At a recent meeting, a fellow with two young children at home arrived looking miserable with the same cold he’d been battling for weeks. The whole sniffling misery had been capped with a case of pinkeye, just for good measure. The rest of us scooted our chairs back and gave him plenty of space.
Another thing about winter illnesses: We want our moms to take care of us, no matter how old we may be or even how long ago Mom may have left us. It must be a hard-wired thing in our brains. We get really sick, and we’re looking around for Mom to bring the … what?
That’s a question I like to ask people: What did your mother bring you when you were sick? What was the thing she imbued with just the right magic you came to believe in for the rest of your life?

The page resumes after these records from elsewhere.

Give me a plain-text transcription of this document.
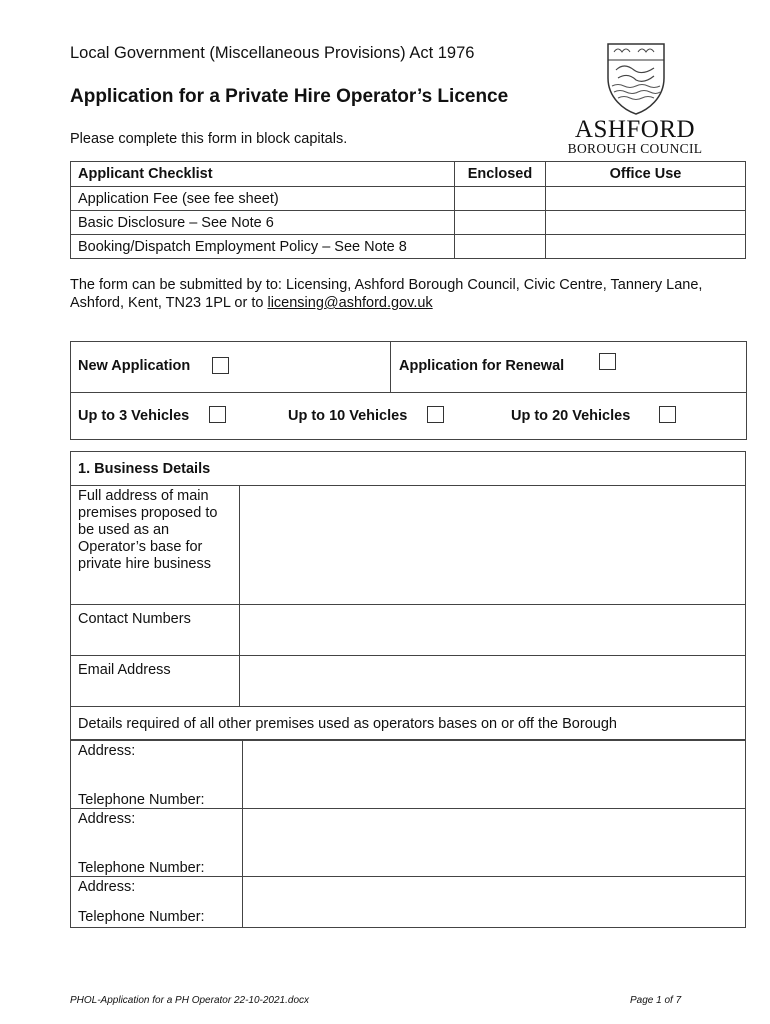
Local Government (Miscellaneous Provisions) Act 1976
Application for a Private Hire Operator’s Licence
Please complete this form in block capitals.	ASHFORD
BOROUGH COUNCIL
Applicant Checklist	Enclosed	Office Use
Application Fee (see fee sheet)		
Basic Disclosure – See Note 6		
Booking/Dispatch Employment Policy – See Note 8		
The form can be submitted by to: Licensing, Ashford Borough Council, Civic Centre, Tannery Lane, Ashford, Kent, TN23 1PL or to licensing@ashford.gov.uk
New Application	Application for Renewal
Up to 3 Vehicles	Up to 10 Vehicles	Up to 20 Vehicles
1. Business Details	
Full address of main premises proposed to be used as an Operator’s base for private hire business	
Contact Numbers	
Email Address	
Details required of all other premises used as operators bases on or off the Borough	
Address:
Telephone Number:	

Address:
Telephone Number:	

Address:
Telephone Number:	

PHOL-Application for a PH Operator 22-10-2021.docx	Page 1 of 7
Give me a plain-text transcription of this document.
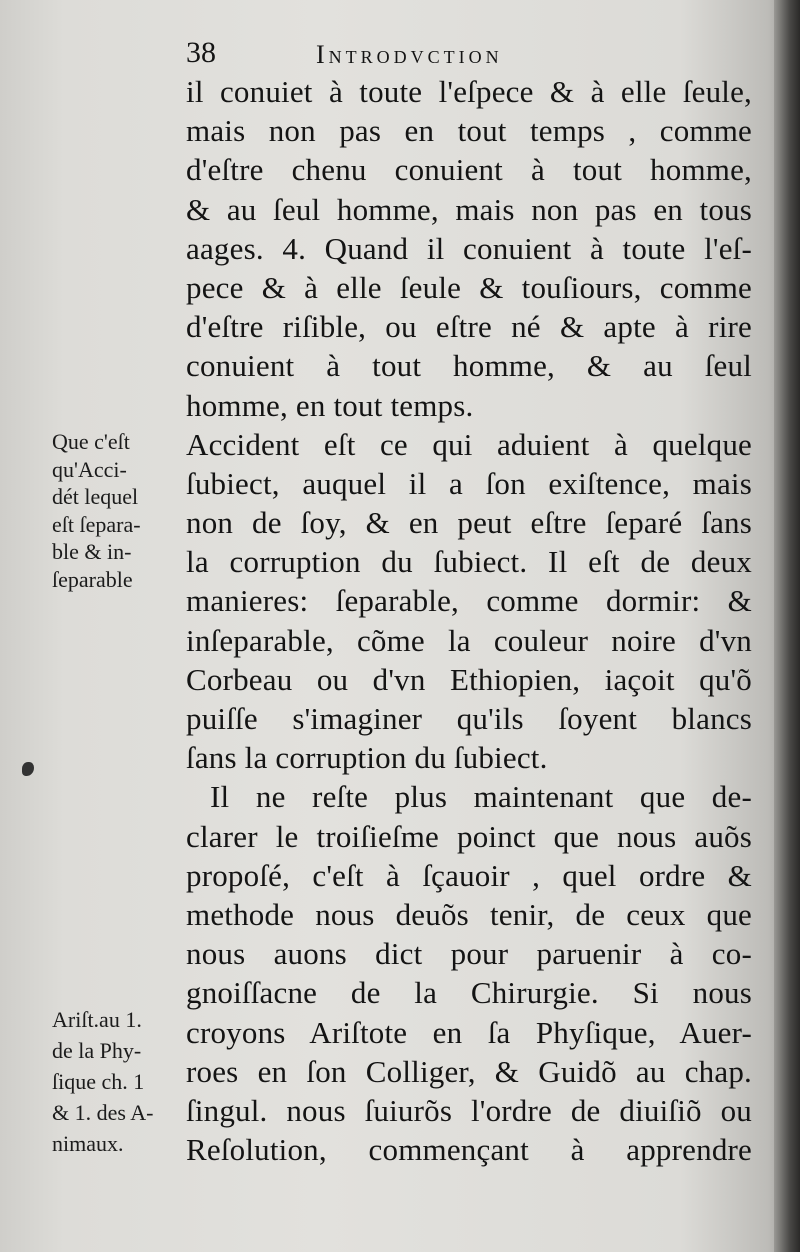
38	Introdvction
il conuiet à toute l'eſpece & à elle ſeule,
mais non pas en tout temps , comme
d'eſtre chenu conuient à tout homme,
& au ſeul homme, mais non pas en tous
aages. 4. Quand il conuient à toute l'eſ-
pece & à elle ſeule & touſiours, comme
d'eſtre riſible, ou eſtre né & apte à rire
conuient à tout homme, & au ſeul
homme, en tout temps.
Accident eſt ce qui aduient à quelque
ſubiect, auquel il a ſon exiſtence, mais
non de ſoy, & en peut eſtre ſeparé ſans
la corruption du ſubiect. Il eſt de deux
manieres: ſeparable, comme dormir: &
inſeparable, cõme la couleur noire d'vn
Corbeau ou d'vn Ethiopien, iaçoit qu'õ
puiſſe s'imaginer qu'ils ſoyent blancs
ſans la corruption du ſubiect.
Il ne reſte plus maintenant que de-
clarer le troiſieſme poinct que nous auõs
propoſé, c'eſt à ſçauoir , quel ordre &
methode nous deuõs tenir, de ceux que
nous auons dict pour paruenir à co-
gnoiſſacne de la Chirurgie. Si nous
croyons Ariſtote en ſa Phyſique, Auer-
roes en ſon Colliger, & Guidõ au chap.
ſingul. nous ſuiurõs l'ordre de diuiſiõ ou
Reſolution, commençant à apprendre
Que c'eſt
qu'Acci-
dét lequel
eſt ſepara-
ble & in-
ſeparable
Ariſt.au 1.
de la Phy-
ſique ch. 1
& 1. des A-
nimaux.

Because in hearing the answers to this question, it’s always clear that whatever Mom brought us when we were 10 and in bed with a fever is what we will want in the same scenario at age 40.
I’ve picked up all sorts of family secret elixirs in talking to people over the years. It’s something they actually love to talk about because of the warm association with being looked after. Some of them make no sense at all in terms of actually helping, but most of them have a common thread: some combination of broth, carbohydrates and fizz.
My own mother had the instinctual knowledge of the need to stay hydrated and started bringing cups of room-temperature 7UP soda even when the likelihood of it staying in my stomach was slim.
There followed plain toast, then, if all was well, some Campbell’s chicken noodle soup and maybe a grilled cheese sandwich. A bad cold or respiratory flu brought about a similar course of treatment. So those are the things I want today when I’m sick, more than 20 years after Mom’s passing.
I’ve also heard people report canned tomato soup and ginger ale as the magic combination. Others had moms who would concoct their own homemade soup or broth.
I’m surprised how often Chinese restaurant soups show up on your lists of sickness remedies. My own daughters would probably point to them as their own flu remedy menu. As often as not, they asked for takeout chicken broth from a Chinese restaurant, even as pre-schoolers. When that wasn’t the case, they got the usual toast, crackers and ginger ale.
Some of the flu strains this year seem pretty severe. I got a note from a severely sick friend over the holidays who said she now understands how so many people die of influenza every year.
Stay inside, read a good book and scrub those hands.